鹿島海軍航空隊跡の本庁舎。建物の上部をツタが覆っていた=2025年7月22日午前、茨城県美浦村、ドローンで関田航撮影

 コンクリートの無機質な灰色の壁は、緑色のツタに覆われ、屋上には草が茂っていた。茨城県美浦村の霞ケ浦の湖畔。ここに、かつて旧日本海軍の飛行練習生たちが訓練した「鹿島海軍航空隊」があった。

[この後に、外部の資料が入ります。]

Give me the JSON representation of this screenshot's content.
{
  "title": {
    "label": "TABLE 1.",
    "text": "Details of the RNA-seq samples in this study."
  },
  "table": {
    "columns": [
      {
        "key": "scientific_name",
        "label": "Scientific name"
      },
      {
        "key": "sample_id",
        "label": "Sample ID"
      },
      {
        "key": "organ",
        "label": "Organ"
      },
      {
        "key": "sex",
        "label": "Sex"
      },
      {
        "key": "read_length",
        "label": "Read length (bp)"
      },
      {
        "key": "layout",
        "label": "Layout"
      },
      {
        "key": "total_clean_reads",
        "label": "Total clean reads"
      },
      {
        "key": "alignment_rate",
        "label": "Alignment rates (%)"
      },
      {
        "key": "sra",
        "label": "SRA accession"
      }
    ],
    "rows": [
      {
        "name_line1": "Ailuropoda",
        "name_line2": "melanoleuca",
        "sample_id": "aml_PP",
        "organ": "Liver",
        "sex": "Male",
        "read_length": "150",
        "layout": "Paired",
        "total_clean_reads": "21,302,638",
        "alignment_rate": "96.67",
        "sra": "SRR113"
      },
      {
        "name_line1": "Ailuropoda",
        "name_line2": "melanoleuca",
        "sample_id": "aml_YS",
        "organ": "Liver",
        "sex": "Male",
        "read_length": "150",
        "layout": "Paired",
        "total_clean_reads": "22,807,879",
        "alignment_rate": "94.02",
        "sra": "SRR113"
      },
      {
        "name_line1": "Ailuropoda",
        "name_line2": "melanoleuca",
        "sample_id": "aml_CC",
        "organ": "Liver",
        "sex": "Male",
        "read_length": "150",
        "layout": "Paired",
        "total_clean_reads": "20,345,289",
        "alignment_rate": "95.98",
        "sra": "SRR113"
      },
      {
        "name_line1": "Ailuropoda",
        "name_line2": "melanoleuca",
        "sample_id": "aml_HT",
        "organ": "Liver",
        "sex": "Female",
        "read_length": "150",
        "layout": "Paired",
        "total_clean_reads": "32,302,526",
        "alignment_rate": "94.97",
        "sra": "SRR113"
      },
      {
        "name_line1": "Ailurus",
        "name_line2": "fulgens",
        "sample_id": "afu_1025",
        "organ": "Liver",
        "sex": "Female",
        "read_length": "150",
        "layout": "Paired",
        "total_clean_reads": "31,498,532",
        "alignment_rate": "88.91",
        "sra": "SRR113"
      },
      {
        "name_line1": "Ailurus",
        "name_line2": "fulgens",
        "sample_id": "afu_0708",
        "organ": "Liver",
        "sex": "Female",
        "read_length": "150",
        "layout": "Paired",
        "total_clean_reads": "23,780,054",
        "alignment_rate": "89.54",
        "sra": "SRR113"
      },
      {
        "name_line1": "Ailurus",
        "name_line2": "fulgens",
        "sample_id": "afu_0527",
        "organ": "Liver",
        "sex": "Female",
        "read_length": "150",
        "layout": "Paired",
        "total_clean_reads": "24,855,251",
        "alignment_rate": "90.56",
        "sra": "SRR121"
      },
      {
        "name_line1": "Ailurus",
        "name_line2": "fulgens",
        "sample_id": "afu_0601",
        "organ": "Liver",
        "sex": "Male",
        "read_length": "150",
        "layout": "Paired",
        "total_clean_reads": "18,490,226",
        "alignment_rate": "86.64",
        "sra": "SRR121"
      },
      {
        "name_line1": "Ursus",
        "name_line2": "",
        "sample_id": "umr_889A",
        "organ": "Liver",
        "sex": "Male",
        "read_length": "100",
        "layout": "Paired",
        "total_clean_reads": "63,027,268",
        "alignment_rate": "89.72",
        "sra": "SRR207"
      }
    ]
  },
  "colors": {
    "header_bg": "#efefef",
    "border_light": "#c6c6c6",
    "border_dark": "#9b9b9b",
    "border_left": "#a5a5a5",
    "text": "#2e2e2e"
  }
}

 日本で2番目に大きな湖である霞ケ浦の沿岸には、太平洋戦争当時、複数の海軍基地があった。鹿島海軍航空隊は、霞ケ浦海軍航空隊の水上部隊を移転する形で、1938年12月に開隊した。両翼の下にフロートがついた水上機の訓練がしやすいよう、東側と南側が湖岸に接する地形を利用した。部隊では、水上機の操縦員や偵察員を育てるための訓練が行われていた。

【動画】緑に覆われた鹿島海軍航空隊跡=関田航撮影

 施設は終戦後、東京医科歯科大の分院として、長く使われた。コンクリート製の本庁舎は診療所など、木造の兵舎は病室として活用された。97年、老朽化や患者数の減少などを理由に閉院となった。

 村は2013年、16年と2回に分けて、国から土地を購入。当初は更地にし、オートキャンプ場などのレジャー施設をつくる計画だったが、戦争遺跡を残したいとの声を受け、21年に方針を変更。本庁舎、汽缶場(ボイラー室)、自力発電所などを残し、一帯を大山湖畔公園として整備した。23年7月から一般公開されている。

 村企画財政課の大竹裕幸課長(54)は「長く廃虚となり、心霊スポットとして有名になってしまっていた。これからは平和教育の拠点として活用し、村民が気軽に立ち寄れる場所にしていきたい」と期待する。

「この場所に関心あること示す」聖地巡礼ツアーなど企画

 村に施設を残すことを提言したのは、町づくり会社「プロジェクト茨城」の金沢大介代表(54)だ。同社は、同公園の指定管理を委託されている。

 13年から同県笠間市にある筑波海軍航空隊跡の保存活動をしていた金沢さんは、県内外の戦跡を調べる中で、鹿島海軍航空隊跡を更地にする計画を知った。